Because in almost all of my time in IT, for the other 99.999% of systems out there – the two critical solutions to scaling systems to meet (and well and truly exceed) the performance requirements to meet the business needs are pretty simple:
1) don’t write crappy code,
2) don’t store data in a crappy way
That’s it. When you can definitively demonstrate that
a) your code is well written,
b) your data is being stored in a means to best serve business requirements
and your application still cannot meet performance needs, then yes, it’s time to talk about architectural options for scaling. But more and more I see folks ignoring (a) and (b), or worse, just assuming that they are implicit and guaranteed to happen, and leaping straight into “I need a 10,000 node, geo-disperse, NoSQL, cached, compressed, mem-optimized, column-based, non-ACID, distributed blah blah blah” for my system to work.
Here’s a reality check – you don’t. Save yourself a lot of hassles and start simple and focus on quality. You’ll find things will probably scale just fine.

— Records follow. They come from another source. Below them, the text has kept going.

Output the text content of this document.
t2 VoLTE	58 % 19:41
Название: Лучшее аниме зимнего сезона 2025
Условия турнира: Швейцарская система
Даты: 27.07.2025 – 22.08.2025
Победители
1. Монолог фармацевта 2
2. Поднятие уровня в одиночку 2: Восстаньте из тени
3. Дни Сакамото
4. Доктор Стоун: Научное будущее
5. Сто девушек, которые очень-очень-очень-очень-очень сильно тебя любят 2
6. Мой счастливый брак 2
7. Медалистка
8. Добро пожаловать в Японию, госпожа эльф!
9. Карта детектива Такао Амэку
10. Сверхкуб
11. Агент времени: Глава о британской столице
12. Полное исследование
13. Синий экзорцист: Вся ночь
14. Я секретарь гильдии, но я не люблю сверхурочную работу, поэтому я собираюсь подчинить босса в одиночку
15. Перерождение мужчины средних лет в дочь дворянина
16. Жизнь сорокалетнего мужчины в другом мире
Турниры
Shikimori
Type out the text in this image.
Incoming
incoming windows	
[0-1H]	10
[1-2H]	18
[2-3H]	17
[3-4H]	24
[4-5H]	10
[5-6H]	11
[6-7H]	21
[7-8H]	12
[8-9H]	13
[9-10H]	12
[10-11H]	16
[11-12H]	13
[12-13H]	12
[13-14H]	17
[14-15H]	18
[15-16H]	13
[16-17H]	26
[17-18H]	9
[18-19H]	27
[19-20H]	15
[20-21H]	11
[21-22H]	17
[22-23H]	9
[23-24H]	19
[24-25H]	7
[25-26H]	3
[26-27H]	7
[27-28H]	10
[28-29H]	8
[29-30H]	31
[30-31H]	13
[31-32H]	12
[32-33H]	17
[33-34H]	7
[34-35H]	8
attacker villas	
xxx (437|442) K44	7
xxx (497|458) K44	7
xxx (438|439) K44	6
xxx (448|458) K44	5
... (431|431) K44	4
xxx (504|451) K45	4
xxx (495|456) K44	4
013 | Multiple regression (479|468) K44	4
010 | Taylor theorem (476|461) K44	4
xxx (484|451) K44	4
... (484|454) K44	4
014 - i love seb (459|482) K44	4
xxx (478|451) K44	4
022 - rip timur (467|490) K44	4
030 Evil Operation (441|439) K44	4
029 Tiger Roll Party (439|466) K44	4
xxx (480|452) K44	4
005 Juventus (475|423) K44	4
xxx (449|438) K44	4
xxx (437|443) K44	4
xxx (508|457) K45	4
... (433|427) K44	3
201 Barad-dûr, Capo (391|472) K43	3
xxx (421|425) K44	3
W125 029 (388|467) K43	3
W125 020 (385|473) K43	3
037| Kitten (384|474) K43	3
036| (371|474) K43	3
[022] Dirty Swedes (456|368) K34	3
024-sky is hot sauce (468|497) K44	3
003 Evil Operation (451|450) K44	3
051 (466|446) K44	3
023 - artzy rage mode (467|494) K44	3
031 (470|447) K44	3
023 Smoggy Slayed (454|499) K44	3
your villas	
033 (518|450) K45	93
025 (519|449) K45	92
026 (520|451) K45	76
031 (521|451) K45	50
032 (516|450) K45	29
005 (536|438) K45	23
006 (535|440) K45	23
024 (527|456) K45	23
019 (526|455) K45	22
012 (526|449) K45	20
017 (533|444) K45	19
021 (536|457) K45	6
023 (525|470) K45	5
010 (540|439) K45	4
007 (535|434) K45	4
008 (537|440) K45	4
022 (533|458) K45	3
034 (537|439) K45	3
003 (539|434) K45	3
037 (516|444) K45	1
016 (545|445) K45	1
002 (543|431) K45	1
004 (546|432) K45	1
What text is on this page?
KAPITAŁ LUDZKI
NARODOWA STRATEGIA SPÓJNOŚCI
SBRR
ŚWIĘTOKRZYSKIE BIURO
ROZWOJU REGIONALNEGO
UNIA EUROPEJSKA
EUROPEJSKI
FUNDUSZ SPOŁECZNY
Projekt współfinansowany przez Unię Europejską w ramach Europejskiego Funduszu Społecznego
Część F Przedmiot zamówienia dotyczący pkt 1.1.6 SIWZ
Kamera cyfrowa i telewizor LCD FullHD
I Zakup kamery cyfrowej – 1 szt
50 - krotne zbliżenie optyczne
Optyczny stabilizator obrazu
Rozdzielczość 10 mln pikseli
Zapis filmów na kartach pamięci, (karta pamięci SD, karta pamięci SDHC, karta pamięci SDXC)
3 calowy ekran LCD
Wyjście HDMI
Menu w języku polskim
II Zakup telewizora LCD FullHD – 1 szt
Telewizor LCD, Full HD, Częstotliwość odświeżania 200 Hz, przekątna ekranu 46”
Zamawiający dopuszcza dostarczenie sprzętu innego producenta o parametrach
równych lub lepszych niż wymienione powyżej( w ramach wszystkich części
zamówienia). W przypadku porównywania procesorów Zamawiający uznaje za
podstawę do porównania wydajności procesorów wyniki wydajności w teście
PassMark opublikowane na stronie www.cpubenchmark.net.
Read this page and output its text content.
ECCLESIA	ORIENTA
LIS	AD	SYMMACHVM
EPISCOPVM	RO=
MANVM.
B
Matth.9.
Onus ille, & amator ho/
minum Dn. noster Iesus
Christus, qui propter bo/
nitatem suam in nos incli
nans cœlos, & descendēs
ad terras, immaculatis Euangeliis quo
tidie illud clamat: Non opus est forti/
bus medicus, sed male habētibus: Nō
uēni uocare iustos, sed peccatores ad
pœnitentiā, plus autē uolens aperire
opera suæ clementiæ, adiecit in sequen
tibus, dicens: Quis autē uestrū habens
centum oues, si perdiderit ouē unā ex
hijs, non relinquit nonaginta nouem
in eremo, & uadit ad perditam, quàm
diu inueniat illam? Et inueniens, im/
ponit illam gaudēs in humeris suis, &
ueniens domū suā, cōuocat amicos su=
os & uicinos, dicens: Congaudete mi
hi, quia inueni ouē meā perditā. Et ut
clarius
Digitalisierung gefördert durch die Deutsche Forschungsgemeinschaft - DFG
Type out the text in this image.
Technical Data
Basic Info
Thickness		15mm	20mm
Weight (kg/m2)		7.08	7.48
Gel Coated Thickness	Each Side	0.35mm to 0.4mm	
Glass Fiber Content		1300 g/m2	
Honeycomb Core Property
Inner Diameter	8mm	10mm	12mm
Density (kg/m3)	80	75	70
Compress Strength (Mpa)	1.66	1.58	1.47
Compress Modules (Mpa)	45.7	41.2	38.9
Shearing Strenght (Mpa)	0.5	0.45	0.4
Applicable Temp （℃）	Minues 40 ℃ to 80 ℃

If you’ve made it this far through the post and you think I’m just ranting…well, that’s true but let me also answer the next obvious question:
“So how do we make sure we write good code? How do we make sure we store our data intelligently?”
That’s why we (developer advocates) are here. We’re here to help you succeed. So check out our resources, reach out to us via social media channels, and we’ll help you every step of the journey.
“We should forget about small efficiencies, say about 97% of the time: premature optimization is the root of all evil.” (Knuth, Donald. Structured Programming with go to Statements, ACM Journal Computing Surveys, Vol 6, No. 4, Dec. 1974. p.268.)
I.e scale the hardware and _THEN_ bloat the software 🙂
I’d contend its the opposite…in 97% of the cases, it is scaling the hardware that gives you a small efficiency gain, and writing better software is what gives you the massive/important efficiency gains. And better software is rarely bloated.
One simple example of bad “scaling”: huge connection pools, often a sign of crappy code.
I always say test with one connection first and make sure that connection is used wisely.
If you can’t get much done with one connection, there are too many round trips
and / or the Client code is not releasing the connection quickly.
Then test with two connections and look for interference between the two sessions.
Most applications out there should unscale!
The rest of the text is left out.